Cómo salir en cámara siendo founder
¿Por qué nos enfocamos tanto en no dar vergüenza ajena? o en términos actuales: ¿Por qué nos importa tanto dar CRINGE?
En un principio el cringe era para describir situaciones de extrema vergüenza ajena. Ahora solo arruina experiencias, esta palabra se usa para estigmatizar todo lo que esté fuera de esta norma aburrida y repetitiva, donde si no actúas, te vestís y hasta mirás las mismas cosas que la mayoría das “cringe”.
Este término se instaló tanto en la sociedad actual que ahora no solo arruina experiencias, también arruina la estrategia de tu negocio.
La inteligencia artificial está en auge y los usuarios buscan conectar con contenido más real, donde se sientan parte de una comunidad. Pero pasa algo curioso: las marcas buscan ser más humanas, pero quienes están detrás de ellas siguen escondidas por el “cringe”.
Pero no se trata de convertirse en influencer ni de subir videos todos los días, se trata de ponerle cara a lo que VOS estás construyendo. Ver al founder contar cómo empezó algo, mostrar un proceso o explicar por qué tomó una decisión genera algo que ninguna pieza publicitaria logra del todo: confianza.
Hoy te enseñamos cómo atravesar el cringe sin morir en el intento:
1. Empezá desde lo simple:
Contá algo que ya hacés: cómo trabajás, una decisión reciente, un problema que resolviste.
2. Bajá la vara de producción:
Cuanto más producción, más presión.

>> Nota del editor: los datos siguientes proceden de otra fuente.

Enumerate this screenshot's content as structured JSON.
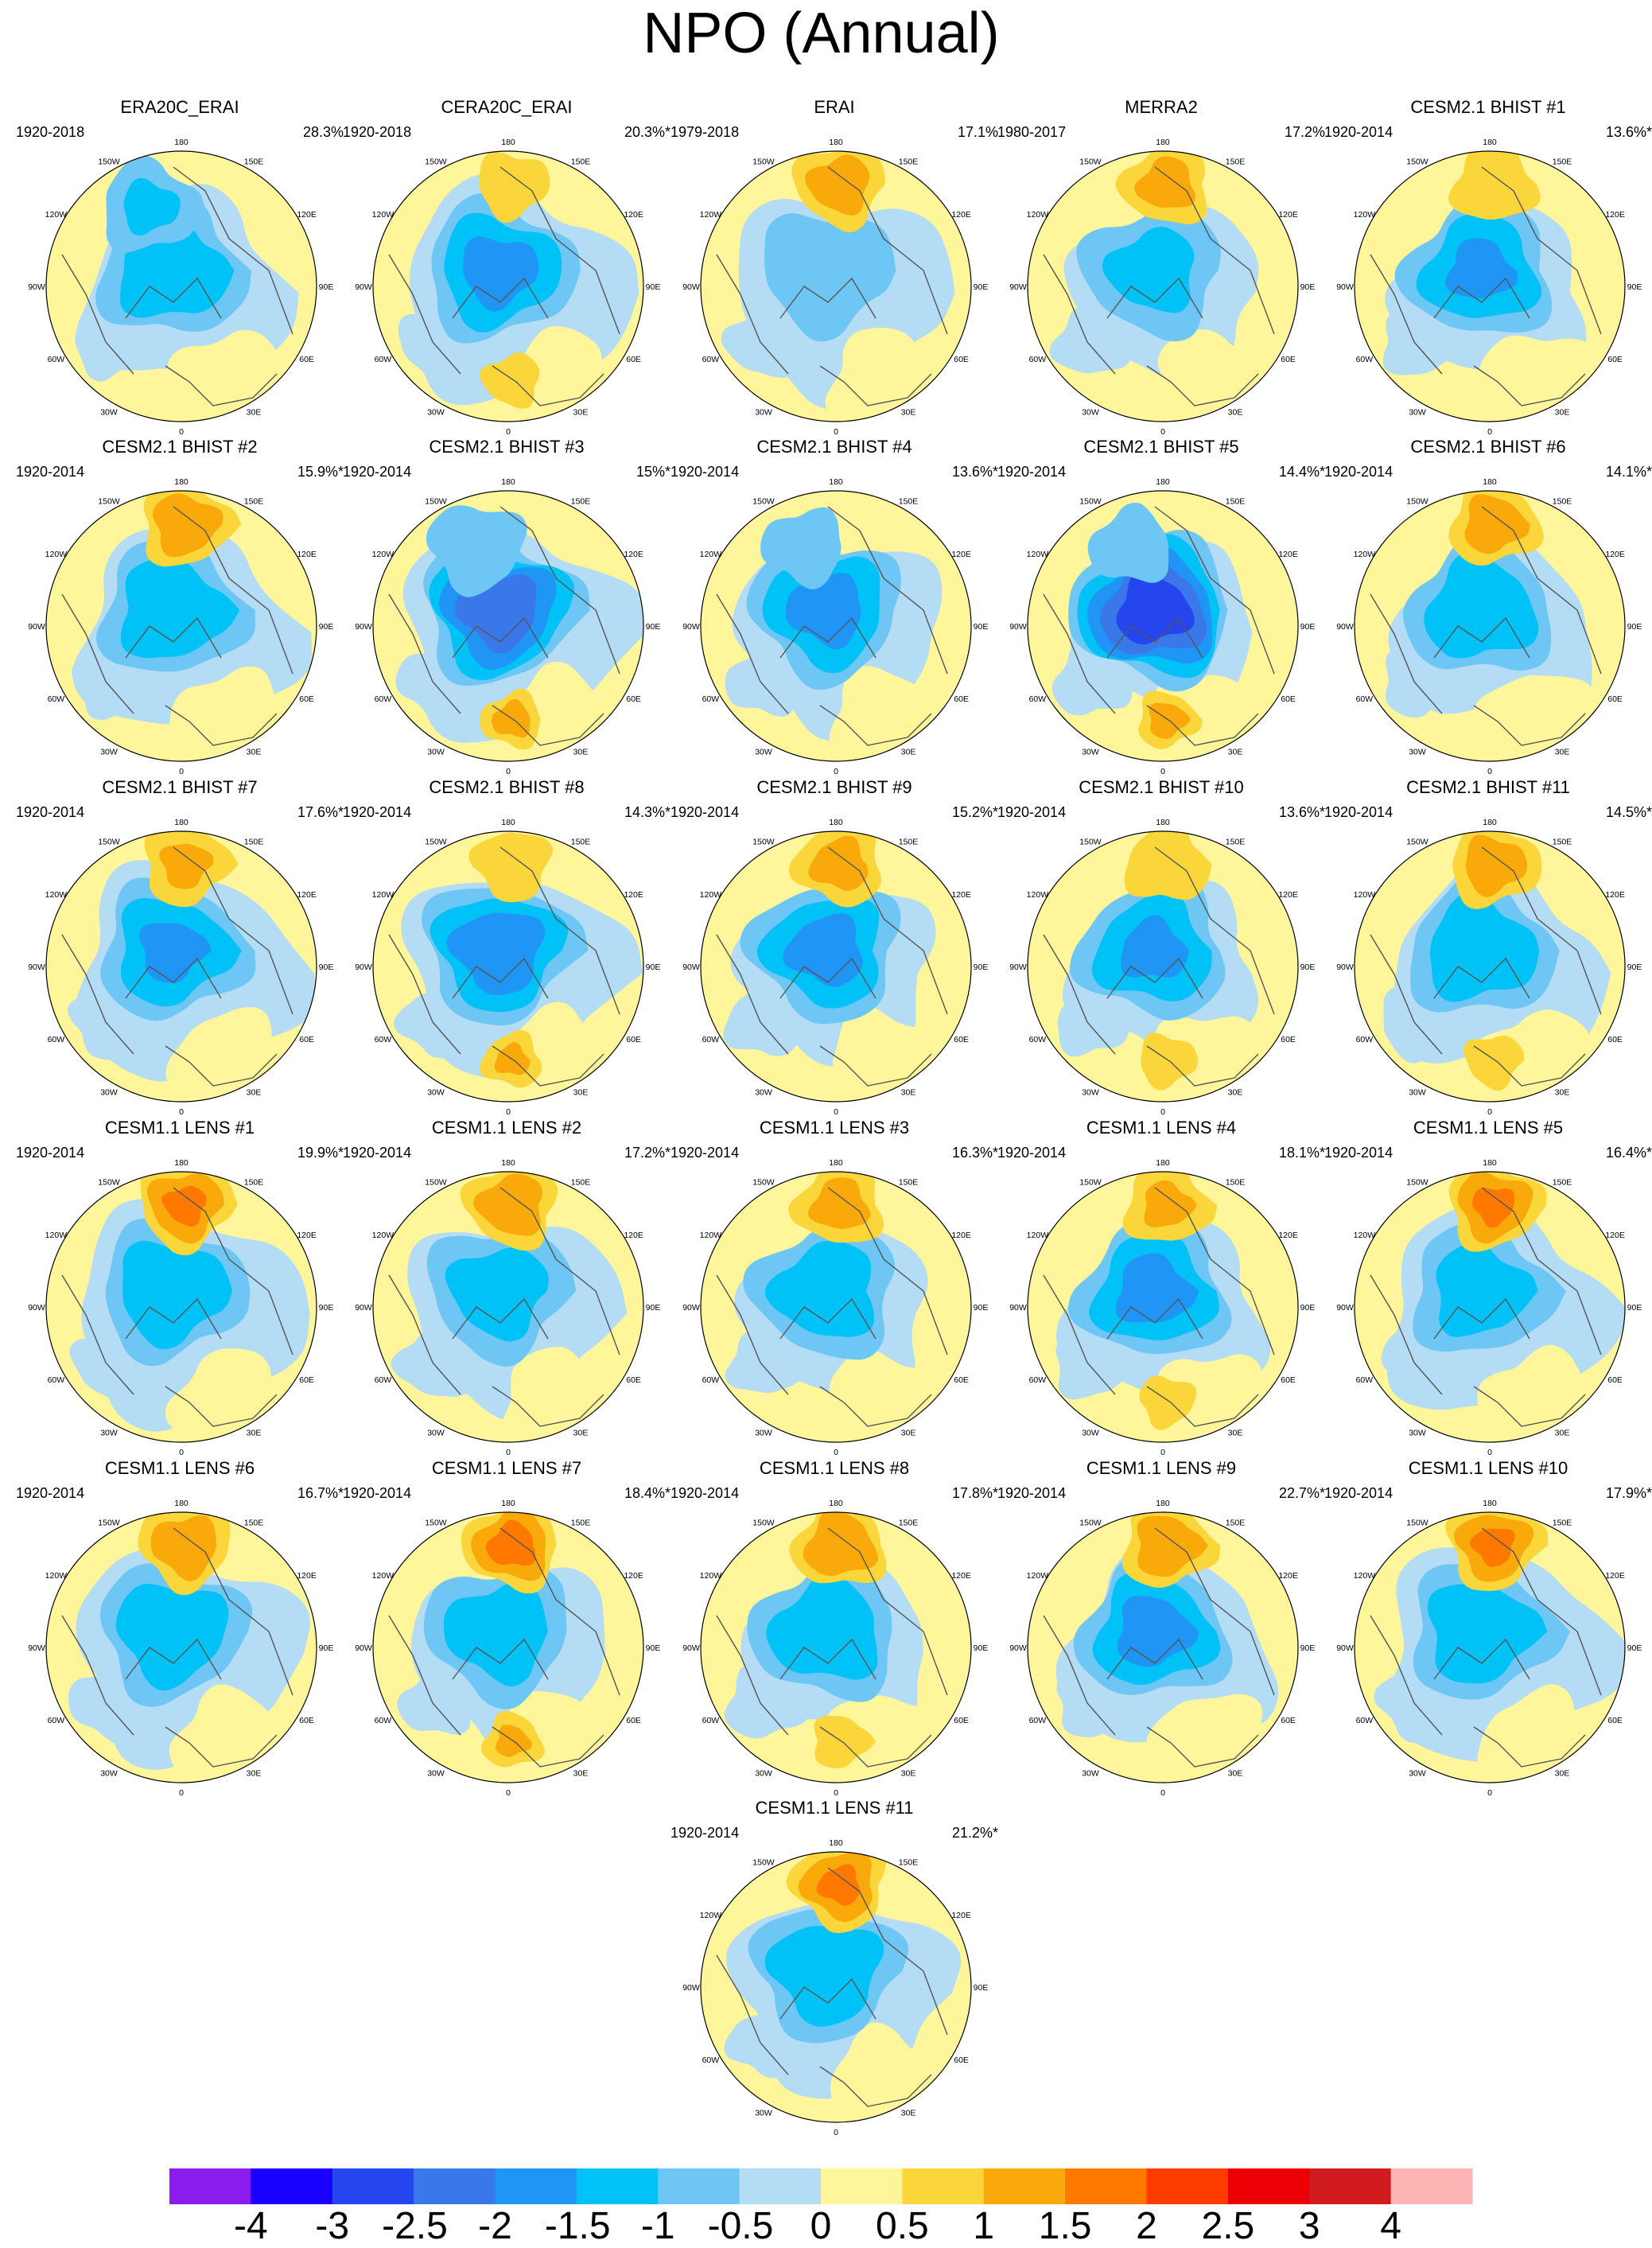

Un video simple, incluso imperfecto, puede generar más conexión.
3. Hablale a una persona, no a una audiencia:
Pensá que le estás explicando algo a un cliente o a alguien de tu equipo, esa postura baja automáticamente la incomodidad.
4. Aceptá el primer cringe:
Los primeros videos probablemente no te gusten, es parte del proceso no una señal de que “no es para vos”.
5. Buscá referencias:
Mirá qué hacen otras marcas que te gustan o que son competencia, no para copiarlo, sino para entender cómo hablan a cámara, como cuentan sus historias. De a poco vas a ir encontrando lo que a vos te haga sentir más cómodo.
La consecuencia de mostrarte en cámara es sentir que das vergüenza ajena, pero la de no mostrarte es peor: perdés una de las herramientas de comunicación más potentes que hoy tienen las marcas.
Ahora tenés más herramientas que excusas, grabate, equivocate, borra todo y volvete a grabar, como dicen por ahí “la práctica hace al maestro”.